Embedding
This module contains classes and functions for converting words or text into numerical vectors.
WordEmbedding
¶
This class includes functions for converting words into numerical vectors.
Examples:
>>> # Load from Hugging Face Hub
>>> wordEmbedding = WordEmbedding.load(repo_id='roshan-research/hazm-word-embedding', model_filename='fasttext_skipgram_300.bin', model_type='fasttext')
>>> # Or load from a local model file
>>> # wordEmbedding = WordEmbedding.load(model_path='fasttext_skipgram_300.bin', model_type='fasttext')
__getitem__(word)
¶
Returns the vector for the given word.
__init__(model, model_type)
¶
Constructor.
doesnt_match(words)
¶
Finds the word that does not match the others in the list.
Examples:
>>> wordEmbedding.doesnt_match(['سلام', 'درود', 'خداحافظ', 'پنجره'])
'پنجره'
get_normal_vector(word)
¶
Returns the normalized vector for the given word.
get_vector_size()
¶
Returns the size of the word vectors.
get_vectors()
¶
Returns the matrix of word vectors.
get_vocab_to_index()
¶
Returns a dictionary mapping words to their indices.
get_vocabs()
¶
Returns the list of vocabulary words.
load(model_path=None, model_type='fasttext', repo_id=None, model_filename=None)
classmethod
¶
Factory method to load the model.
Parameters:
| Name | Type | Description | Default |
|---|---|---|---|
model_path
|
str | Path | None
|
Path to the model file. |
None
|
model_type
|
str
|
Type of the model ('fasttext', 'keyedvector', or 'glove'). |
'fasttext'
|
repo_id
|
str | None
|
Hugging Face repository ID. |
None
|
model_filename
|
str | None
|
Filename in the Hugging Face repository. |
None
|
Returns:
| Type | Description |
|---|---|
WordEmbedding
|
An instance of WordEmbedding. |
nearest_words(word, topn=5)
¶
Finds the nearest words to the given word.
Examples:
>>> wordEmbedding.nearest_words('ایران', topn=5)

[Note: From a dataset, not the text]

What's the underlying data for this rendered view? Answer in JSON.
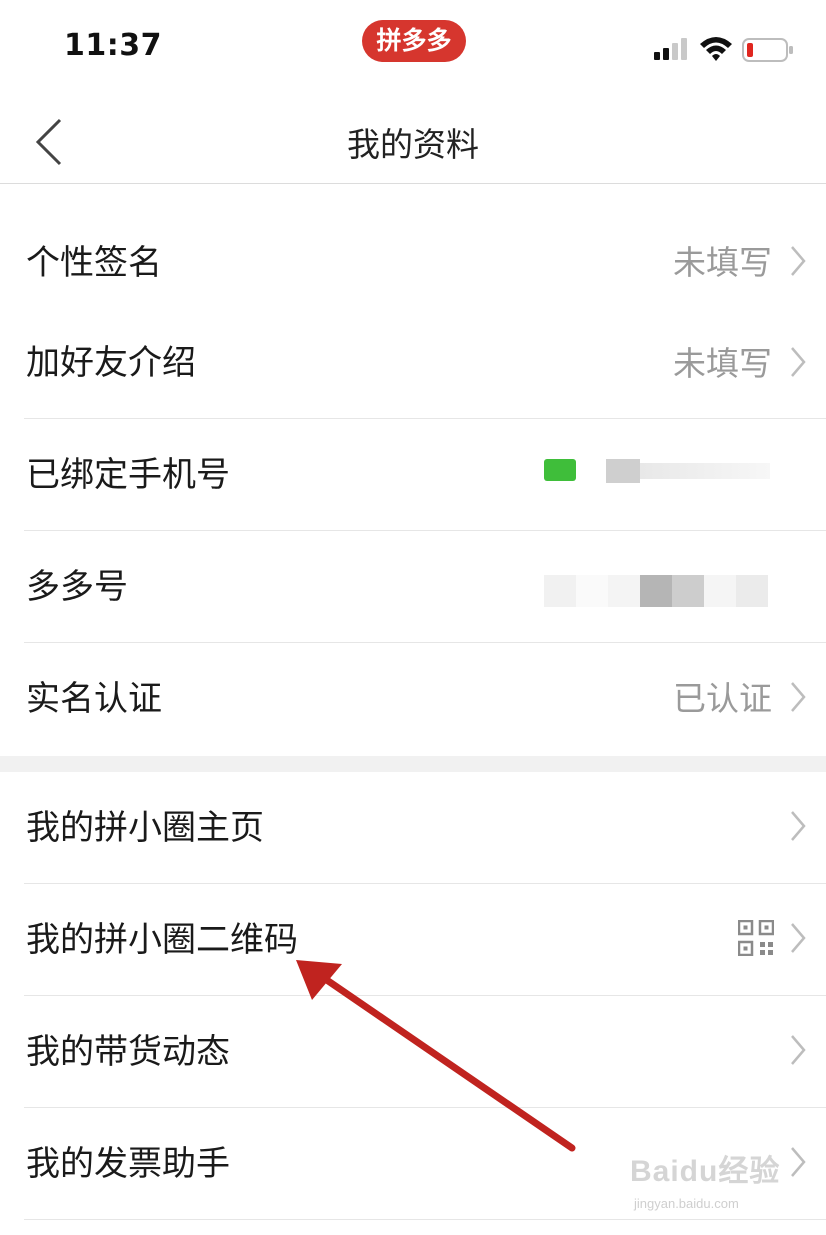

[('کشور', 0.8735059499740601), ...]
similarity(word1, word2)
¶
Calculates the similarity between two words.
Examples:
>>> wordEmbedding.similarity('ایران', 'آلمان')
0.72231203
train(dataset_path, workers=multiprocessing.cpu_count() - 1, vector_size=200, epochs=10, min_count=5, fasttext_type='skipgram', dest_path='fasttext_word2vec_model.model')
¶
Trains the model using Gensim FastText.
Examples:
>>> wordEmbedding.train(dataset_path='dataset.txt', workers=4, vector_size=300, epochs=30, fasttext_type='cbow')
SentEmbedding
¶
Converts sentences to vectors.
Examples:
>>> # Load from Hugging Face Hub
>>> sentEmbedding = SentEmbedding.load(repo_id='roshan-research/hazm-sent-embedding', model_filename='sent2vec-naab.model')

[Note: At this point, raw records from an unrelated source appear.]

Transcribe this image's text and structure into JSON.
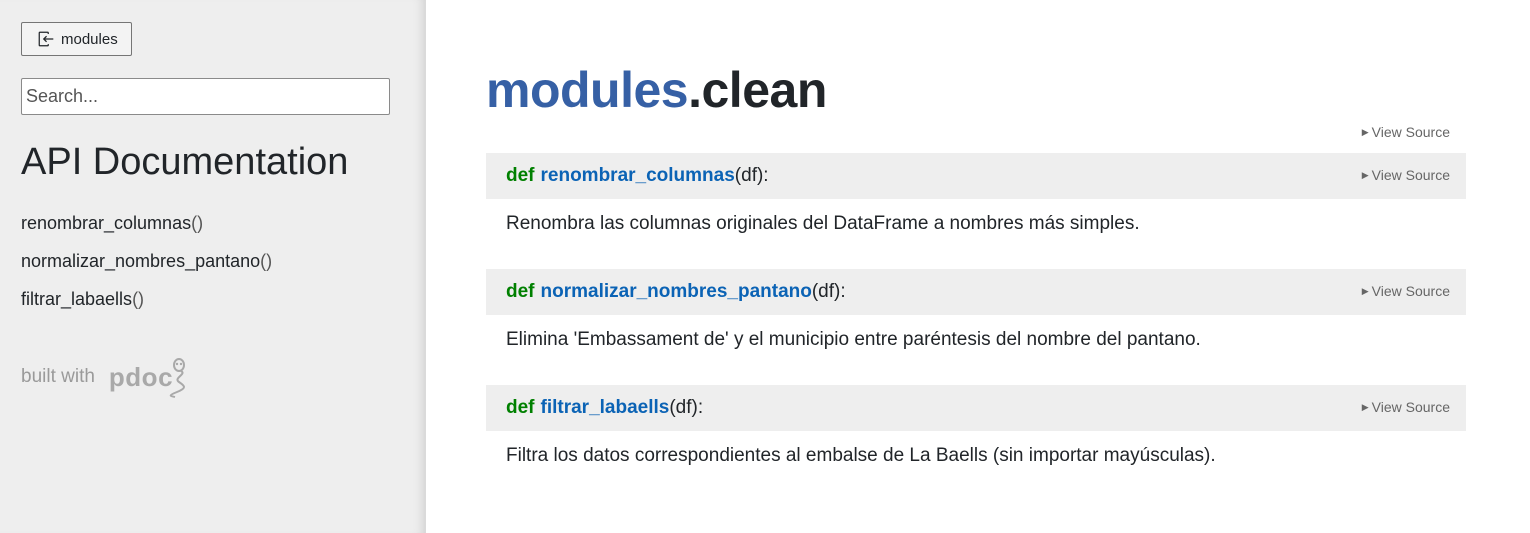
{
  "sidebar": {
    "back_label": "modules",
    "search_placeholder": "Search...",
    "heading": "API Documentation",
    "nav": [
      {
        "name": "renombrar_columnas",
        "suffix": "()"
      },
      {
        "name": "normalizar_nombres_pantano",
        "suffix": "()"
      },
      {
        "name": "filtrar_labaells",
        "suffix": "()"
      }
    ],
    "built_with": "built with",
    "logo_text": "pdoc"
  },
  "main": {
    "module_prefix": "modules",
    "module_sep": ".",
    "module_name": "clean",
    "view_source_label": "View Source",
    "functions": [
      {
        "keyword": "def",
        "name": "renombrar_columnas",
        "args": "(df):",
        "doc": "Renombra las columnas originales del DataFrame a nombres más simples."
      },
      {
        "keyword": "def",
        "name": "normalizar_nombres_pantano",
        "args": "(df):",
        "doc": "Elimina 'Embassament de' y el municipio entre paréntesis del nombre del pantano."
      },
      {
        "keyword": "def",
        "name": "filtrar_labaells",
        "args": "(df):",
        "doc": "Filtra los datos correspondientes al embalse de La Baells (sin importar mayúsculas)."
      }
    ]
  },
  "colors": {
    "module_prefix": "#3660a5",
    "def_keyword": "#008000",
    "function_name": "#0b63b5",
    "signature_bg": "#eeeeee",
    "sidebar_bg": "#eeeeee"
  },
  "icons": {
    "back": "box-arrow-in-left-icon",
    "view_source": "caret-right-icon",
    "logo": "pdoc-snake-icon"
  }
}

>>> # Or load from a local model file
>>> # sentEmbedding = SentEmbedding.load(model_path='sent2vec-naab.model')
__init__(model=None)
¶
Constructor.
get_sentence_vector(sent)
¶
Returns the vector for the given sentence.
Examples:
>>> result = sentEmbedding.get_sentence_vector('این متن به برداری تبدیل خواهد شد')
get_vector_size()
¶
Returns the size of the sentence vectors.

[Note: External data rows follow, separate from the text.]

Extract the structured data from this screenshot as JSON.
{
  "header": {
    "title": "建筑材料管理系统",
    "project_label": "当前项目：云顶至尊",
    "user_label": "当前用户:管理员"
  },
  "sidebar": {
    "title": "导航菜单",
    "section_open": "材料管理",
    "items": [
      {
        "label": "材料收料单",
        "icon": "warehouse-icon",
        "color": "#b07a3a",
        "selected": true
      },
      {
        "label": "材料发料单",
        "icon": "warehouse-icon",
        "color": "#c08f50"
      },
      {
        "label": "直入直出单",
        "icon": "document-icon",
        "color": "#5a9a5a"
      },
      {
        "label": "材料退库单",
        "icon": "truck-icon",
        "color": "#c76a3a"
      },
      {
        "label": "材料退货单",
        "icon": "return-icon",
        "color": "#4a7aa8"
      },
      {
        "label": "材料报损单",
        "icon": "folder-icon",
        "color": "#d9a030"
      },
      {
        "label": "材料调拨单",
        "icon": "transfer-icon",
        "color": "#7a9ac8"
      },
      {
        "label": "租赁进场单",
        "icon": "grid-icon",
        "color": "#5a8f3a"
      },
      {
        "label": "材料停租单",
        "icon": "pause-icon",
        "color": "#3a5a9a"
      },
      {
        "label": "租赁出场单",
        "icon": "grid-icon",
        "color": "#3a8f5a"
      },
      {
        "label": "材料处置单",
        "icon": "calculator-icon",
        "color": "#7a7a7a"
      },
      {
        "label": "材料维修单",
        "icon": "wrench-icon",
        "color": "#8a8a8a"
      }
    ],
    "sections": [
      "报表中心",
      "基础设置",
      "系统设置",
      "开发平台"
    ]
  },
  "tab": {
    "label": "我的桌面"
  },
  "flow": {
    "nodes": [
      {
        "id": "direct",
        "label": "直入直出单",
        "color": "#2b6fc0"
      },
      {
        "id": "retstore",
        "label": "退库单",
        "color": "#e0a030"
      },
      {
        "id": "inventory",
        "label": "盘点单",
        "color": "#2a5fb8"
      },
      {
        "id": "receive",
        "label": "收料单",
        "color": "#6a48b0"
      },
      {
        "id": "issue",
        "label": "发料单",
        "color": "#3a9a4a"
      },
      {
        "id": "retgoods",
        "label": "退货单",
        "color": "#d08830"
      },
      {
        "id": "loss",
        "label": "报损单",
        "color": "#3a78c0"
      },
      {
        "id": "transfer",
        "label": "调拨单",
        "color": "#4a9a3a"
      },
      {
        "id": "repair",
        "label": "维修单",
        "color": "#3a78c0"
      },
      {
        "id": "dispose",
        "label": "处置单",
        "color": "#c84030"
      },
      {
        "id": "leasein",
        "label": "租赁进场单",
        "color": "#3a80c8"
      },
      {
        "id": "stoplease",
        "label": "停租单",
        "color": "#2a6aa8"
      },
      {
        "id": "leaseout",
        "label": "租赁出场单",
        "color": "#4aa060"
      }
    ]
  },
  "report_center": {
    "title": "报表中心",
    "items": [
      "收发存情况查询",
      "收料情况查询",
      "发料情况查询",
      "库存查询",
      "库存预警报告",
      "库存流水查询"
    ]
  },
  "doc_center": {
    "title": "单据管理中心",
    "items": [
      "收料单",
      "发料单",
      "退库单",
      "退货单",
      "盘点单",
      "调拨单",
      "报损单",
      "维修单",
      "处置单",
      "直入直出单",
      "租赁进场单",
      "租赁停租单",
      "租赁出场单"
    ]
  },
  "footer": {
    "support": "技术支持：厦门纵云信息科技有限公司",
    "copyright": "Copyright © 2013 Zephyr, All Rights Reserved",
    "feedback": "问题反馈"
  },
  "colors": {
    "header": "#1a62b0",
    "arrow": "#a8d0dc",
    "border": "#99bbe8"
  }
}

load(model_path=None, repo_id=None, model_filename=None)
classmethod
¶
Factory method to load the model.
Parameters:
| Name | Type | Description | Default |
|---|---|---|---|
model_path
|
str | Path | None
|
Path to the model file. |
None
|
repo_id
|
str | None
|
Hugging Face repository ID. |
None
|
model_filename
|
str | None
|
Filename in the Hugging Face repository. |
None
|
Returns:
| Type | Description |
|---|---|
SentEmbedding
|
An instance of SentEmbedding. |
similarity(sent1, sent2)
¶
Calculates the similarity between two sentences.
Examples:
>>> result = sentEmbedding.similarity('شیر حیوانی وحشی است', 'پلنگ از دیگر جانوران درنده است')
train(dataset_path, min_count=5, workers=multiprocessing.cpu_count() - 1, windows=5, vector_size=300, epochs=10, dest_path='gensim_sent2vec.model')
¶
Trains the model using Gensim Doc2Vec.
SentenceEmbeddingCorpus
¶
Iterate over dataset for Doc2Vec training.